Я знал, что к ручью имелось два спуска – по левую и по правую стороны от дуба. На первой тропе прямо в потоке воды залегали валуны. Раскиданные по ручью, словно зёрна великана-садовника, они обладали такими большими размерами, что только этот самый неведомый сеятель смог бы поднять их обратно. Рассчитывая погреться на массиве одного из этих крепышей, я направился к ним.
Стоило расположиться на этой каменной тверди, как сразу ощутилось приятное тепло, исходящее от нагретой поверхности и медленно расползавшееся по всему телу. Вода проистекала прямо подо мной, на расстоянии вытянутой руки. Она манила прикоснуться к себе. Но погружаться в её поток я не желал. Лишь брызги иногда слегка щекотали меня, в то время как внимание оставалось прикованным к бесконечному течению вод.
В столь благоговейном положении я пробыл несколько минут. Неожиданно их бег прервала отчётливо зазвучавшая среди журчания ручья и дуновений порывистого ветра мелодия. Еле уловимая. Непохожая на столь привычные мотивы природы, но созвучная им, она будто дополняла их, делала значительно глубже и чувственнее.
В начале мне даже показалась, что всё слышимое – мираж, что музыка звучит лишь в моей голове. Но доносившееся было реальным.
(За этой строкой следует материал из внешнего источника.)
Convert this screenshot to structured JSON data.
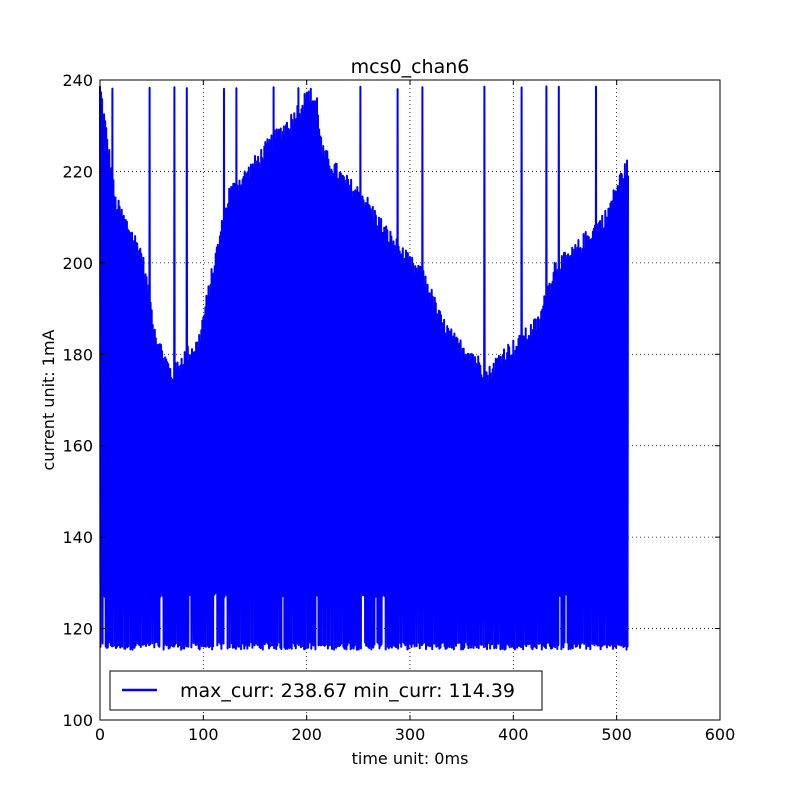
{
  "chart_data": {
    "type": "line",
    "title": "mcs0_chan6",
    "xlabel": "time unit: 0ms",
    "ylabel": "current unit: 1mA",
    "xlim": [
      0,
      600
    ],
    "ylim": [
      100,
      240
    ],
    "xticks": [
      0,
      100,
      200,
      300,
      400,
      500,
      600
    ],
    "yticks": [
      100,
      120,
      140,
      160,
      180,
      200,
      220,
      240
    ],
    "grid": true,
    "legend_position": "lower-left",
    "series": [
      {
        "name": "max_curr: 238.67 min_curr: 114.39",
        "color": "#0000ff",
        "x_range": [
          0,
          511
        ],
        "max_curr": 238.67,
        "min_curr": 114.39,
        "envelope_points": [
          [
            0,
            238.5
          ],
          [
            15,
            213
          ],
          [
            40,
            202
          ],
          [
            55,
            183
          ],
          [
            70,
            175
          ],
          [
            80,
            179
          ],
          [
            95,
            182
          ],
          [
            110,
            199
          ],
          [
            125,
            215
          ],
          [
            145,
            220
          ],
          [
            165,
            226
          ],
          [
            185,
            231
          ],
          [
            200,
            236
          ],
          [
            210,
            235
          ],
          [
            215,
            224
          ],
          [
            235,
            218
          ],
          [
            255,
            214
          ],
          [
            275,
            207
          ],
          [
            295,
            201
          ],
          [
            315,
            196
          ],
          [
            330,
            187
          ],
          [
            345,
            182
          ],
          [
            360,
            180
          ],
          [
            375,
            175
          ],
          [
            390,
            180
          ],
          [
            405,
            182
          ],
          [
            425,
            187
          ],
          [
            440,
            199
          ],
          [
            455,
            201
          ],
          [
            470,
            205
          ],
          [
            490,
            210
          ],
          [
            505,
            219
          ],
          [
            511,
            221
          ]
        ]
      }
    ]
  }
}
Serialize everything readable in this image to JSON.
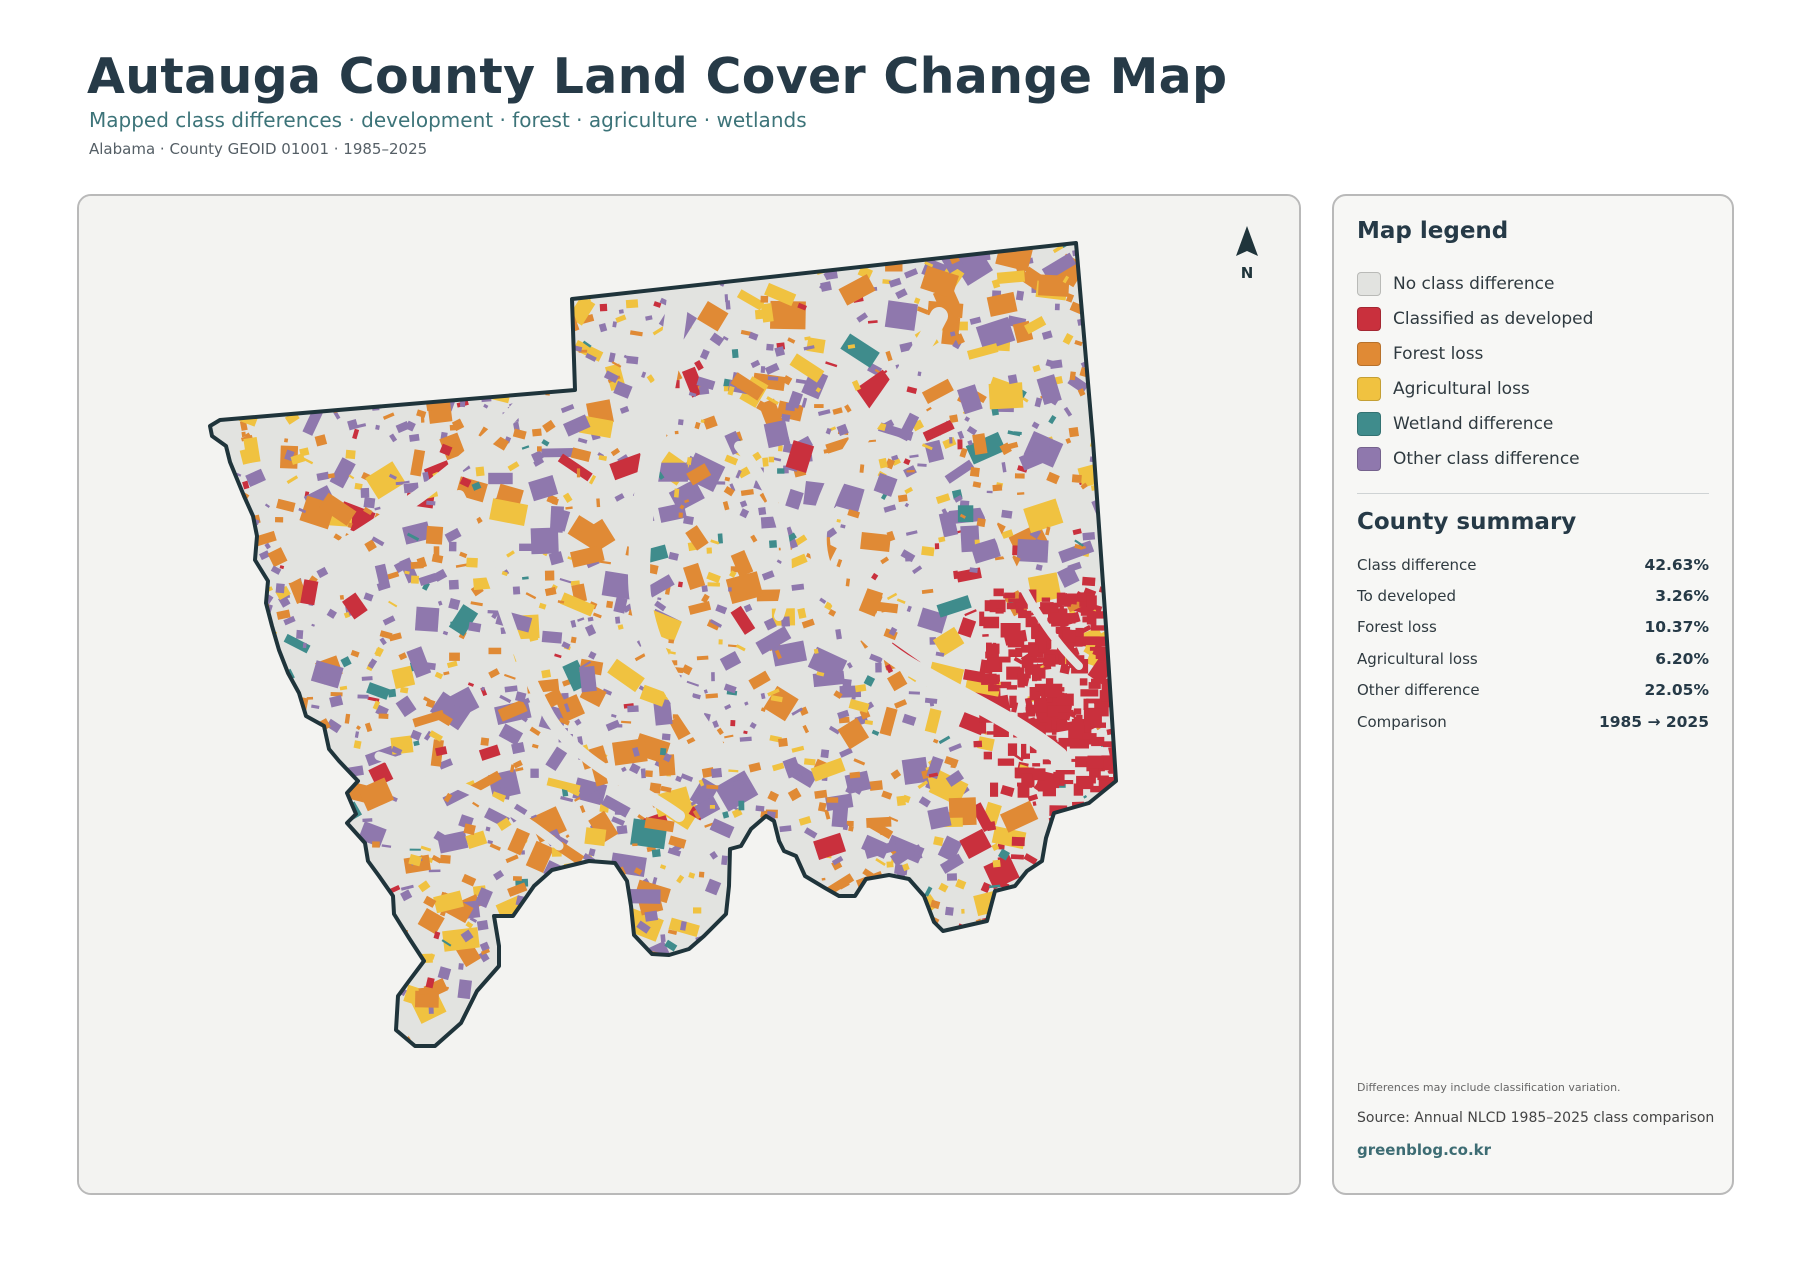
{
  "header": {
    "title": "Autauga County Land Cover Change Map",
    "subtitle": "Mapped class differences · development · forest · agriculture · wetlands",
    "meta": "Alabama · County GEOID 01001 · 1985–2025"
  },
  "map": {
    "north_label": "N",
    "north_arrow_icon": "north-arrow-icon",
    "colors": {
      "no_difference": "#e2e3e0",
      "developed": "#c9303d",
      "forest_loss": "#e08a35",
      "agricultural_loss": "#f0c240",
      "wetland": "#3f8c8c",
      "other": "#8f78ad",
      "outline": "#1f343b",
      "background": "#f3f3f1"
    }
  },
  "legend": {
    "title": "Map legend",
    "items": [
      {
        "label": "No class difference",
        "color": "#e2e3e0"
      },
      {
        "label": "Classified as developed",
        "color": "#c9303d"
      },
      {
        "label": "Forest loss",
        "color": "#e08a35"
      },
      {
        "label": "Agricultural loss",
        "color": "#f0c240"
      },
      {
        "label": "Wetland difference",
        "color": "#3f8c8c"
      },
      {
        "label": "Other class difference",
        "color": "#8f78ad"
      }
    ]
  },
  "summary": {
    "title": "County summary",
    "rows": [
      {
        "label": "Class difference",
        "value": "42.63%"
      },
      {
        "label": "To developed",
        "value": "3.26%"
      },
      {
        "label": "Forest loss",
        "value": "10.37%"
      },
      {
        "label": "Agricultural loss",
        "value": "6.20%"
      },
      {
        "label": "Other difference",
        "value": "22.05%"
      },
      {
        "label": "Comparison",
        "value": "1985 → 2025"
      }
    ]
  },
  "footer": {
    "note": "Differences may include classification variation.",
    "source": "Source: Annual NLCD 1985–2025 class comparison",
    "brand": "greenblog.co.kr"
  }
}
Ступая как можно тише, я вернулся на берег. Мелодия усилилась, намекая своим исходом на направление, в коем стоило искать источник. Невидимой ниточкой приманивая к себе, он находился где-то там, по ту сторону дуба, скрываемый зарослями кустарника, будто разрезавшими поляну.
Не спеша и как можно тише я принялся пересекать эту преграду. Каждый миг сопрягался с ожиданием, что вот-вот эта прекрасная мелодия прервётся, нарушенная столь грубыми попытками соприкоснуться с ней, попасть в небесно-звучавший мир. Но при моём приближении она становилась только сильнее, всё отчётливее давая понять – слышимое является чьим-то пением.